先日,自車運転中に進入禁止区域への侵入により交通違反で検挙され,警察官に車内を点検された際に大麻が発見され,御用となった被告人の話をブログでとりあげた。


同被告人は,友人とともにその日,車内で大麻をアルミホイルで巻いたパイプを回し飲みする方法で吸引していたことなどから,友人との大麻共同所持で起訴された。

被告人は,共同所持を否認して,大麻は自分だけで所持していたものだったと争った。



実は,大麻を使用すること自体,罰する規定はないのだ(誤解がないように注記しておくと,厳密にいうと,大麻の所持が許されている「大麻取扱者」,つまり,都道府県知事の免許を受けて,大麻を研究する目的で大麻草の栽培などをする者がその目的以外の用途に所持していると罰せられるおそれはある。)。


大麻の拡散を防ぐために所持のみを禁止している。

これに対して,覚せい剤は所持もその使用も禁止されている。

大麻取締法で処罰するためには,所持の意思,事実を証明しなければならない。


つまり,大麻を持っている人間に誘われて,たまたま一時的に大麻を回し飲みしただけでは罰せられないのだ。


判例は,大麻パーティなどを催して喫煙する場合に,それに参加したメンバーは,あらかじめ用意された大麻を喫煙する意思でその場に参加するので,これを全体的に見ると共同して所持していると評価してよいとしている。


で,今回のケース。

被告人は自らの出費で大麻を購入し,これを自分だけで楽しむこともあったし,友人と楽しんだこともあった。

検挙された当日は,車で出かけたものの大麻を吸うという明示,黙示の了解があったわけではなかった。

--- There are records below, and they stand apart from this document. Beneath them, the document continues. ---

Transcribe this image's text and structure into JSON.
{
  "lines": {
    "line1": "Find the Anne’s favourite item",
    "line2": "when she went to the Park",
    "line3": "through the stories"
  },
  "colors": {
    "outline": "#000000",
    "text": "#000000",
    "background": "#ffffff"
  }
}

吸い終わった残りの大麻は,被告人の名刺入れに入れて車に隠した。

難しいところではあるが,被告人と友人の供述から,以前にも多数回,喫煙したことや残った大麻を捕まらなければ二人で喫煙するつもりだったことなどがうかがられることから,共同の所持を判決で認定した。

いずれにしても,初犯で執行猶予付き判決相当の事案であった。